Gli astronauti James Lowell, Fred Haise e John Swigert si erano trovati all’improvviso prigionieri dello spazio, chiusi nella navicella che li doveva portare sulla Luna. Due giorni dopo il lancio dell’11 Aprile, quando ormai si preparavano all’allunaggio ed erano lontani 321 mila chilometri dalla Terra, uno dei due serbatoi dell’ossigeno liquido delle celle a combustibile fornitrici di corrente elettrica scoppiò lasciando il veicolo senza energia, paralizzato nel buio cosmico. “Houston, abbiamo un problema”, trasmise l’astronauta Swigert. Un clima di tensione ricostruito 5 anni fa nel film Apollo 13 di Ron Howard con Tom Hanks. L’Apollo 13 rischiava dunque di trasformarsi in una tomba nello spazio condannata a girare perennemente intorno alla Terra e alla Luna. Così, almeno, sosteneva allora la NASA. Invece non sarebbe andata proprio così. Lo rivela oggi a “space.com” Chuck Deiterich, che allora dirigeva le operazioni di rientro dell’Apollo 13, riferendo la conclusione di una simulazione al computer realizzata da due società di informatica (Analytical Graphics di Filadelfia e Space Exploration Engineering in Colorado). “Se gli astronauti non fossero riusciti a modificare la traiettoria, dopo due orbite intorno alla Terra e alla luna l’Apollo 13 si sarebbe schiantata sul nostro pianeta”, spiega Deiterich. Per il disastro, fortunatamente mancato, c’è anche una data: sarebbe avvenuto il 20 Maggio 1970.

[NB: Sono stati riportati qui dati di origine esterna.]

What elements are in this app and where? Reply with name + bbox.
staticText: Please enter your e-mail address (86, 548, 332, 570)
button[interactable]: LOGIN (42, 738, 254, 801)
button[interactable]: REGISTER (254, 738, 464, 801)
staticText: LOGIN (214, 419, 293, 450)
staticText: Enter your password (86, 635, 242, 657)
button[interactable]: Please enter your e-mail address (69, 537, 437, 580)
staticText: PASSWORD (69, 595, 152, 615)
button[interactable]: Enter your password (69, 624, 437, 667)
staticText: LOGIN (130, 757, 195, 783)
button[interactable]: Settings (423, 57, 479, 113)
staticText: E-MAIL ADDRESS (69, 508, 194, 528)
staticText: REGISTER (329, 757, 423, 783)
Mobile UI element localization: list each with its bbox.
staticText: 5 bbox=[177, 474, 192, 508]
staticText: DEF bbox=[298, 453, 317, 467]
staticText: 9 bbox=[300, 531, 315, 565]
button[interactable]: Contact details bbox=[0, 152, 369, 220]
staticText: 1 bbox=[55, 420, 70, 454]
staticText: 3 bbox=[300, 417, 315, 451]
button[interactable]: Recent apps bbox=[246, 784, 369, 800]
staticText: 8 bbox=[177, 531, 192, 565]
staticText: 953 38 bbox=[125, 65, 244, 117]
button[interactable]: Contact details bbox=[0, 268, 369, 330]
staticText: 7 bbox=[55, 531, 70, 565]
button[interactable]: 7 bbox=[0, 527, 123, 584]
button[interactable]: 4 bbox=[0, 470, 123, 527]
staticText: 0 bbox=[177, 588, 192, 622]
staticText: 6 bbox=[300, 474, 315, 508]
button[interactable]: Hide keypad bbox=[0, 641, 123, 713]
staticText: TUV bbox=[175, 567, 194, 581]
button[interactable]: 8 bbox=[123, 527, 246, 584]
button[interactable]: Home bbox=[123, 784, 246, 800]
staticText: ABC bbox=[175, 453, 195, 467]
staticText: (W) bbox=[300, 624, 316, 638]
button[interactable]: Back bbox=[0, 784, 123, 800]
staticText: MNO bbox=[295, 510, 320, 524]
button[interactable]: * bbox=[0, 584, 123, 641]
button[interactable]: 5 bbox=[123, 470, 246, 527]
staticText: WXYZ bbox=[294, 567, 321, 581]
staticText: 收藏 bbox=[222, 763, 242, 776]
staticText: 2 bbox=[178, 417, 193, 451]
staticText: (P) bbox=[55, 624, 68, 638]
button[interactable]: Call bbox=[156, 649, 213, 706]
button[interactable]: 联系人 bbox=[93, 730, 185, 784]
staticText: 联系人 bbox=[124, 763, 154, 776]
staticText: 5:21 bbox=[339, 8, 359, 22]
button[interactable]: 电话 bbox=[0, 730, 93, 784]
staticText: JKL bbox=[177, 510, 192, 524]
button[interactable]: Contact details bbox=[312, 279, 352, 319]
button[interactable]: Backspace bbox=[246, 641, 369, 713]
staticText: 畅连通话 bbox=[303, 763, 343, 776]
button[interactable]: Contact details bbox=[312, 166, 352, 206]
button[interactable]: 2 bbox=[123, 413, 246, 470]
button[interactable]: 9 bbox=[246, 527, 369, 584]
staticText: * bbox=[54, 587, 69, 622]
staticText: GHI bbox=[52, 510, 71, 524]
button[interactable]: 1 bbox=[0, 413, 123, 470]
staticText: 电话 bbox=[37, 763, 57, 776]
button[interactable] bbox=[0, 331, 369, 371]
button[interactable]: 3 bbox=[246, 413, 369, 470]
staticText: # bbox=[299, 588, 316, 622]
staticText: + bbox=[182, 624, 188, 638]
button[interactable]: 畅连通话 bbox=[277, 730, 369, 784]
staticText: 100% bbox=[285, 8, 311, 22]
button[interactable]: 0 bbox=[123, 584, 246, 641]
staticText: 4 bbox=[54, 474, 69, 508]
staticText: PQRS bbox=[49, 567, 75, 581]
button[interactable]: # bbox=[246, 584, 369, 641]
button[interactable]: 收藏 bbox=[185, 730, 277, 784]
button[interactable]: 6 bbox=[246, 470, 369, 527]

Wormholes e viaggi incredibili
Allacciate le cinture di sicurezza e tenetevi stretti. Gli scettici che avevano cestinato l’idea dei viaggi più veloci della luce attraverso “wormholes” nello spazio dovranno ricredersi, perché nuovi calcoli basati sulla teoria della relatività di Einstein suggeriscono che esisterebbero corridoi spazio/tempo abbastanza grandi e stabili da consentire viaggi intergalattici. La scoperta si deve ad uno scienziato russo ha individuato un nuovo tipo di wormhole grande, stabile e compatibile con le leggi della fisica. Per Sergei Krasnikov, esperto di relatività all’Osservatorio Pulkovo di San Pietroburgo, le motivazioni di rito contro i wormholes presumono che essi dovrebbero possedere tutti la stessa forma di base ed essere riempiti di “materia particolare” che li tenga aperti. Tale materia non si è mai vista, ma la teoria suggerisce che essa verrebbe creata letteralmente dal nulla, quando si curvano il tempo e lo spazio nel modo giusto. Trovare un wormhole del genere, sottolinea Krasnikov, avrebbe un effetto sconvolgente sui viaggi interstellari: “Se c’è un wormhole che connette le vicinanze della Terra e della stella Vega, si potrebbe prendere una ”scorciatoia volandoci attraverso”.